Typical language modeling examples involve generating Shakespeare. It is often difficult to judge the quality of the output (unless you're a Shakespeare buff). So let's think of something else we can generate in a character-based fashion...

ASCII cats.

      /\_/\
 /\  / o o \
//\\ \~(*)~/
`  \/   ^ /
   | \|| ||
   \ '|| ||
    \)()-())

(This fine example is taken from this awesome page.)

The data

You have tiny data to play with, contained in the cat.txt file. The file basically contains the ASCII cat shown above.

Running the RNN cats

Let's first run the program. It needs various parameters, in this form:

python3 cat-char-rnn.py cat.txt --seq_length=20 --hidden_size=200 --num_epochs=100 --lr=0.01

If you run this, the RNN will try and learn how to draw the cat from the data in cat.txt, and attempt to regenerate it. With the above parameters, here is what the output might look like:

EPOCH 90
----
   \\  /~ || /\\  ) /|\  | o \~ /\~ \
 /|    /
_ \~ /|    ' |/|~ | ^ o   |

||
 \   |  ||  \~o/\~/\
  
----
iter 360, loss: 45.598756
----

OK. This looks more like a splatter movie than a cat. Your job is to recover the cat by setting the network parameters right, and doing whatever else might be needed.

Help! My cat does not have paws!

Look at your input data again. Imagine you're the RNN, with the current hyperparameters you are using. What happens when you get to the cat's paws in the data? Can you see what you would have to do to fix the problem?

Memorising the cat

One way to reproduce the cat perfectly would be to fully memorise the drawing. This is not very interesting from the point of view of building a network that will generalise, but it is a good exercise to think about how this could be made to happen.
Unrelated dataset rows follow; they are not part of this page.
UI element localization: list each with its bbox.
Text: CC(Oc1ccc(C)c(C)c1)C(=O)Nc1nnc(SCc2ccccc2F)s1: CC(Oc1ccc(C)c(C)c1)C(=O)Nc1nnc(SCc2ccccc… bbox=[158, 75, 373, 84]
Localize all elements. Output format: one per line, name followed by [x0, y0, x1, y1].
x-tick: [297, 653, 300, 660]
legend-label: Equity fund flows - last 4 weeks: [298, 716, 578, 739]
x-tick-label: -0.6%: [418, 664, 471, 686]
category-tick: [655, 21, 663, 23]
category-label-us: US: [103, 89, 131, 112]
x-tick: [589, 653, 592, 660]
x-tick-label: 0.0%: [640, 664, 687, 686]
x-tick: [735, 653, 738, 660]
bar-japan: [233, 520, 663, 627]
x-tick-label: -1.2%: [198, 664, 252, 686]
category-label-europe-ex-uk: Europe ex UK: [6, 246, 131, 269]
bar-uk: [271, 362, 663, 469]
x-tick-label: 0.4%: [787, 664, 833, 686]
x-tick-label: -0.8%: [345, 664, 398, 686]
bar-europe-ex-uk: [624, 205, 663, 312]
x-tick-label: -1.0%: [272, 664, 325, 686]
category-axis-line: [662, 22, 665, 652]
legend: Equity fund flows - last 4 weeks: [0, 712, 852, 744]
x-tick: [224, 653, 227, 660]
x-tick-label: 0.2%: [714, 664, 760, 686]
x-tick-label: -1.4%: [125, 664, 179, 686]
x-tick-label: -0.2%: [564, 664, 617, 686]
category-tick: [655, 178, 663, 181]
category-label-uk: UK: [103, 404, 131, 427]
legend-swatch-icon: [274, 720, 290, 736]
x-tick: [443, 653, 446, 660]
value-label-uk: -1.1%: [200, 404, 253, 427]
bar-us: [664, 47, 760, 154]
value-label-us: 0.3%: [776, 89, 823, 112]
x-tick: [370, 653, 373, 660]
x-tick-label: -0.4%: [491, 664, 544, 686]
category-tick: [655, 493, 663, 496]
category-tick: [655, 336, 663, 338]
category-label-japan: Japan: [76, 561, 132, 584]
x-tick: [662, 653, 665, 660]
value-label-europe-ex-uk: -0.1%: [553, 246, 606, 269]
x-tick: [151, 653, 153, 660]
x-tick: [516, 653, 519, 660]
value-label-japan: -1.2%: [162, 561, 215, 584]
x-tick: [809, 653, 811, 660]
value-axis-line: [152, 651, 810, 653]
How would you go about it? Do you have to change anything in the code itself? (Check how it samples the cat!) Is it possible?

Embrace your evil scientist side

Let's now see how well the RNN actually generalises. We'll expand our data with ascii-modified cats. For instance, three-eyed cats and whisker-less cats (creepy!):

      /\_/\
 /\  / ooo \
//\\ \~(*)~/
`  \/   ^ /
   | \|| ||
   \ '|| ||
    \)()-())

      /\_/\
 /\  / o o \
//\\ \ (*) /
`  \/   ^ /
   | \|| ||
   \ '|| ||
    \)()-())

How is sampling impacted? Can you experiment further with different types of cats? (Be creative!) What happens with different sequence lengths? When do things break?

Optimizing

Work out a strategy to optimize your cat RNN. What evaluation function should you use? How will you integrate it into your code? What can you do about the randomness of the system?

As always, try to think of a solution that could be implemented automatically. If you are confident, implement it!

Expand your zoo

The ASCII art page has lots more animals on offer. Go and pick some, and see which ones your RNN will be able to model and which not. Can you explain its behaviour?